Reference Signs List 1 Refrigeration cycle 10 Composite valve 11 Valve body 11a Right side face of valve body 11b Left side face of valve body 12 Inlet passage 13 Outlet passage 14 Return passage 15 Mounting hole 16 Screw hole 20 Expansion valve 21 Electric motor (drive source)
Reference Signs List 30 Check valve 31 Stopper 32 Flow hole 33 Reduced diameter portion 37 Valve seat 38 Check valve body 38a Disc-shaped small diameter portion 38b Disc-shaped large diameter portion 38c O-ring 38d First guide bar 38e Second guide bar 39 Compression coil spring

Claims

A valve body having an inlet passage through which the refrigerant flows in, an outlet passage through which the refrigerant flows out, and an orifice formed between the inlet passage and the outlet passage; a valve body for adjusting an amount of the refrigerant passing through the orifice; A drive source for driving the valve body with respect to the orifice by a dynamic driving force,
A return passage through which the refrigerant passes through the valve body; and a check valve for preventing the backflow of the refrigerant in the return passage is integrally provided in the return passage. valve.

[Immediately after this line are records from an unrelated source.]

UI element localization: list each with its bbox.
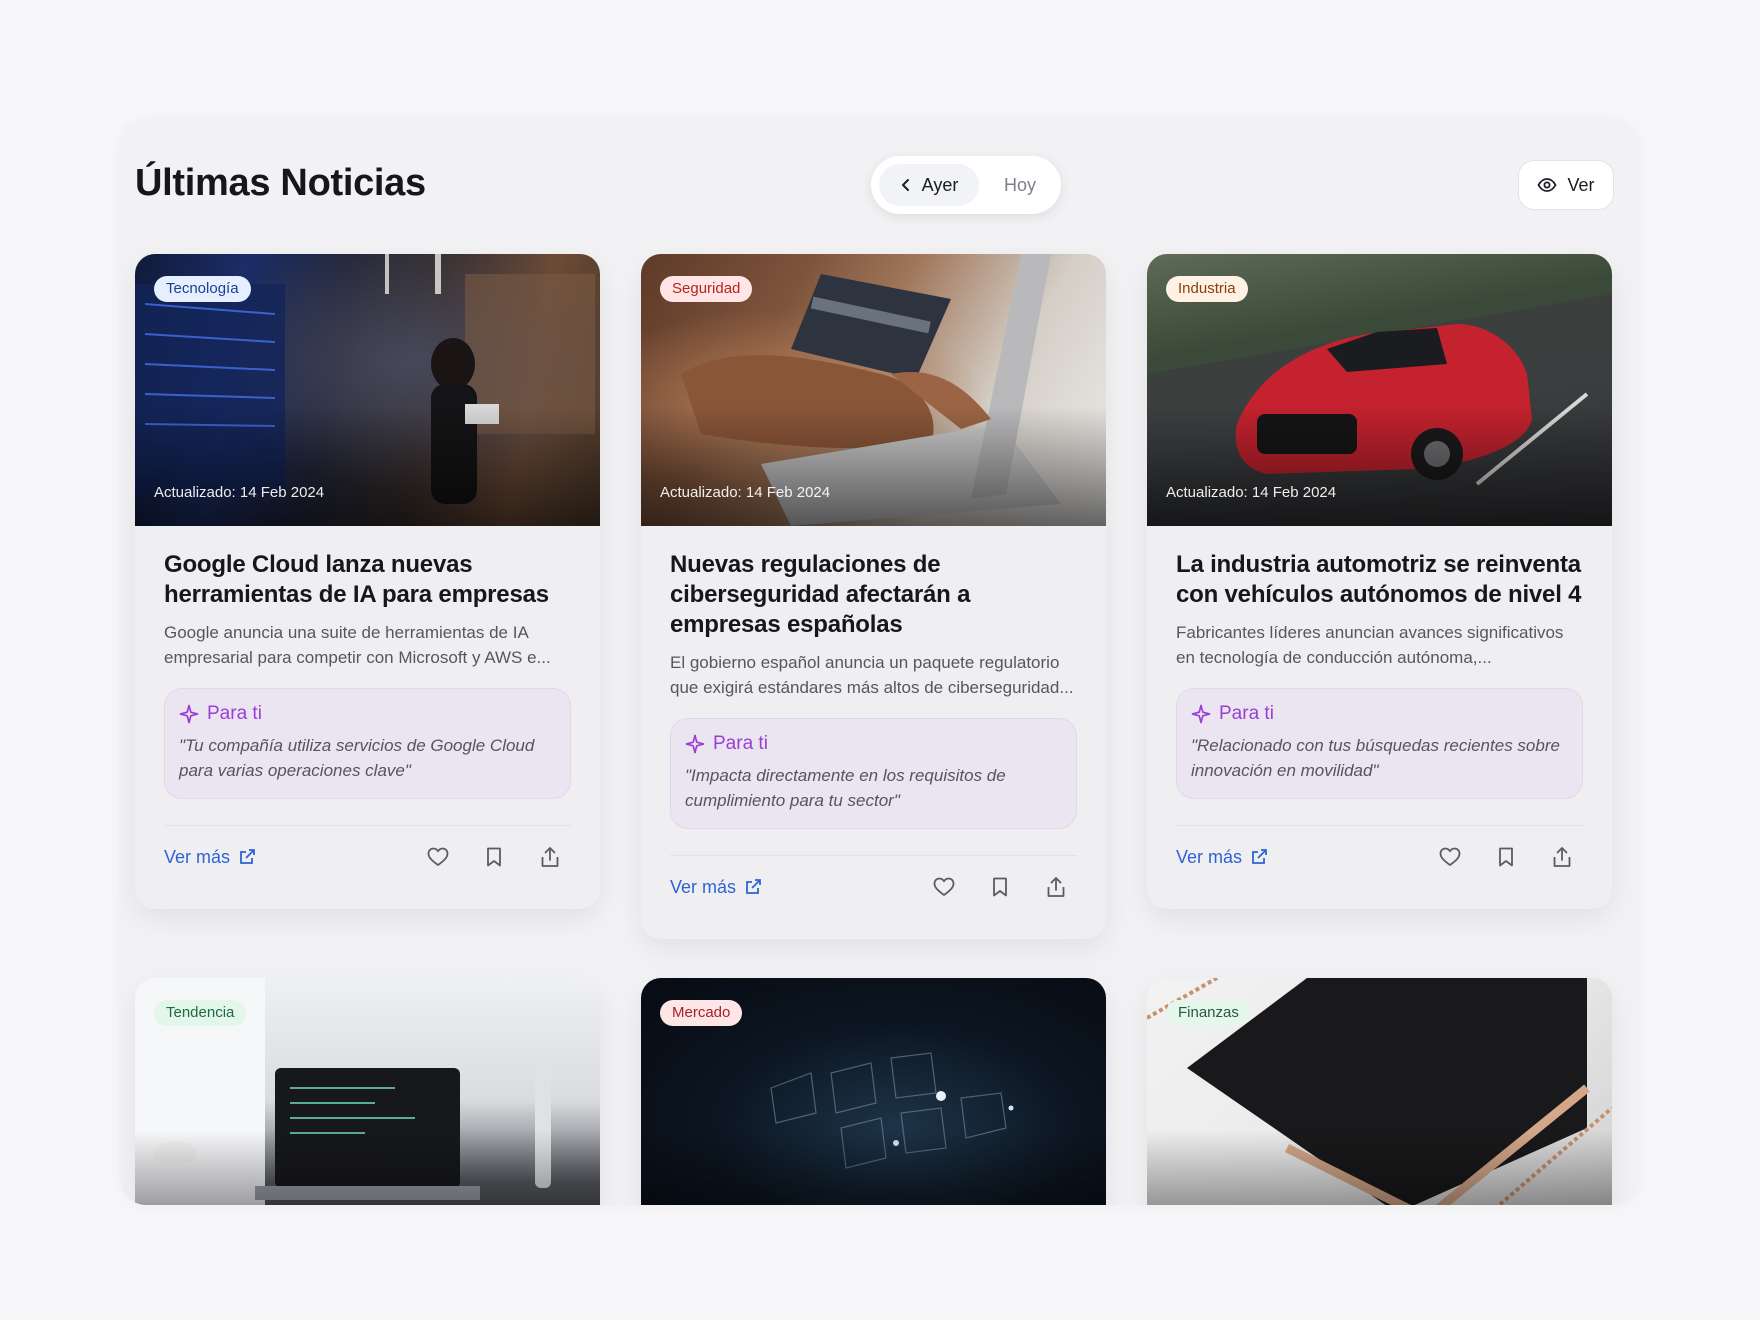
para-ti-label: Para ti	[713, 733, 768, 754]
news-image-network: Mercado	[641, 978, 1106, 1205]
toggle-hoy-button[interactable]: Hoy	[989, 164, 1051, 206]
bookmark-button[interactable]	[985, 872, 1015, 902]
day-toggle: Ayer Hoy	[871, 156, 1061, 214]
share-icon	[541, 847, 559, 867]
updated-date: Actualizado: 14 Feb 2024	[154, 484, 325, 501]
news-description: Fabricantes líderes anuncian avances sig…	[1176, 623, 1564, 667]
news-title: La industria automotriz se reinventa con…	[1176, 551, 1582, 608]
news-card-finanzas: Finanzas	[1147, 978, 1612, 1205]
category-badge: Tendencia	[154, 1000, 247, 1026]
news-image-payment: Seguridad Actualizado: 14 Feb 2024	[641, 254, 1106, 526]
category-badge: Industria	[1166, 276, 1248, 302]
news-title: Nuevas regulaciones de ciberseguridad af…	[670, 551, 971, 638]
page-title: Últimas Noticias	[135, 162, 426, 204]
updated-date: Actualizado: 14 Feb 2024	[660, 484, 831, 501]
ver-mas-link[interactable]: Ver más	[1176, 847, 1268, 868]
share-button[interactable]	[1547, 842, 1577, 872]
para-ti-reason: "Impacta directamente en los requisitos …	[685, 766, 1006, 810]
like-button[interactable]	[929, 872, 959, 902]
para-ti-label: Para ti	[207, 703, 262, 724]
bookmark-icon	[487, 847, 501, 867]
view-button[interactable]: Ver	[1518, 160, 1614, 210]
ver-mas-link[interactable]: Ver más	[164, 847, 256, 868]
news-image-laptop: Tendencia	[135, 978, 600, 1205]
news-card-seguridad: Seguridad Actualizado: 14 Feb 2024 Nueva…	[641, 254, 1106, 939]
para-ti-box: Para ti "Tu compañía utiliza servicios d…	[164, 688, 571, 799]
ver-mas-label: Ver más	[670, 876, 737, 897]
like-button[interactable]	[1435, 842, 1465, 872]
news-card-tendencia: Tendencia	[135, 978, 600, 1205]
external-link-icon	[240, 849, 255, 864]
sparkle-icon	[179, 704, 199, 724]
bookmark-icon	[1499, 847, 1513, 867]
eye-icon	[1537, 178, 1558, 192]
news-description: El gobierno español anuncia un paquete r…	[670, 653, 1074, 697]
heart-icon	[427, 847, 449, 866]
heart-icon	[1439, 847, 1461, 866]
chevron-left-icon	[901, 179, 909, 191]
ver-mas-label: Ver más	[1176, 846, 1243, 867]
category-badge: Mercado	[660, 1000, 743, 1026]
para-ti-box: Para ti "Relacionado con tus búsquedas r…	[1176, 688, 1583, 799]
sparkle-icon	[1191, 704, 1211, 724]
para-ti-reason: "Relacionado con tus búsquedas recientes…	[1191, 736, 1560, 780]
news-card-tecnologia: Tecnología Actualizado: 14 Feb 2024 Goog…	[135, 254, 600, 909]
share-button[interactable]	[1041, 872, 1071, 902]
heart-icon	[933, 877, 955, 896]
share-icon	[1047, 877, 1065, 897]
para-ti-box: Para ti "Impacta directamente en los req…	[670, 718, 1077, 829]
news-image-datacenter: Tecnología Actualizado: 14 Feb 2024	[135, 254, 600, 526]
news-image-wallet: Finanzas	[1147, 978, 1612, 1205]
toggle-ayer-button[interactable]: Ayer	[879, 164, 979, 206]
bookmark-button[interactable]	[479, 842, 509, 872]
bookmark-button[interactable]	[1491, 842, 1521, 872]
news-card-mercado: Mercado	[641, 978, 1106, 1205]
bookmark-icon	[993, 877, 1007, 897]
like-button[interactable]	[423, 842, 453, 872]
category-badge: Finanzas	[1166, 1000, 1251, 1026]
para-ti-label: Para ti	[1219, 703, 1274, 724]
ver-mas-label: Ver más	[164, 846, 231, 867]
toggle-ayer-label: Ayer	[921, 174, 959, 195]
share-button[interactable]	[535, 842, 565, 872]
news-image-car: Industria Actualizado: 14 Feb 2024	[1147, 254, 1612, 526]
updated-date: Actualizado: 14 Feb 2024	[1166, 484, 1337, 501]
external-link-icon	[746, 879, 761, 894]
news-description: Google anuncia una suite de herramientas…	[164, 623, 551, 667]
ver-mas-link[interactable]: Ver más	[670, 877, 762, 898]
category-badge: Tecnología	[154, 276, 251, 302]
external-link-icon	[1252, 849, 1267, 864]
category-badge: Seguridad	[660, 276, 753, 302]
sparkle-icon	[685, 734, 705, 754]
share-icon	[1553, 847, 1571, 867]
news-card-industria: Industria Actualizado: 14 Feb 2024 La in…	[1147, 254, 1612, 909]
news-panel: Últimas Noticias Ayer Hoy Ver Tecnología…	[119, 118, 1640, 1205]
news-title: Google Cloud lanza nuevas herramientas d…	[164, 551, 549, 608]
para-ti-reason: "Tu compañía utiliza servicios de Google…	[179, 736, 535, 780]
view-button-label: Ver	[1567, 174, 1595, 195]
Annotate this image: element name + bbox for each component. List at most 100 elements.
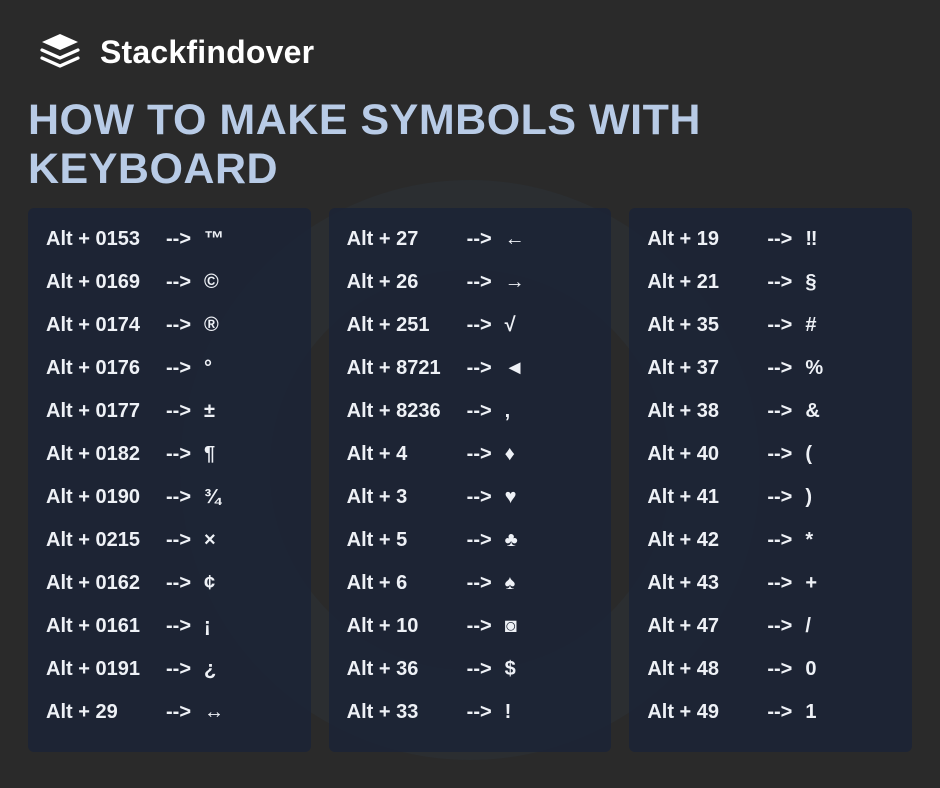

An inlet passage through which the refrigerant flows from the condenser, an outlet passage through which the refrigerant flows toward the evaporator, an orifice formed between the inlet passage and the outlet passage, and a return through which the refrigerant returning from the evaporator to the compressor passes. A valve body having a passage;
A valve body for adjusting the amount of refrigerant passing through the orifice,
A drive source for driving the valve body with respect to the orifice by an electric driving force based on the temperature of the refrigerant passing through the return passage;
A non-return valve integrally disposed in the return passage and preventing a backflow of the refrigerant in the return passage.
An inlet opening of the inlet passage and an outlet opening of the return passage are opened on one side of the valve body, and an outlet opening of the outlet passage and an inlet opening of the return passage are provided on the one side of the valve body. The composite valve according to claim 1, wherein the composite valve is opened on another side different from that of the composite valve.
The composite valve according to claim 3, wherein the one side surface and the other side surface of the valve main body are arranged to face each other.
The composite valve according to any one of claims 1 to 4, wherein the check valve is inserted and disposed inside the return passage from an outlet opening of the return passage.
The said drive source is arrange | positioned at the surface located in the said valve body in the opposite side to the said return passage with respect to the said inlet passage and the said outlet passage, The Claim 1 characterized by the above-mentioned. A composite valve according to the item.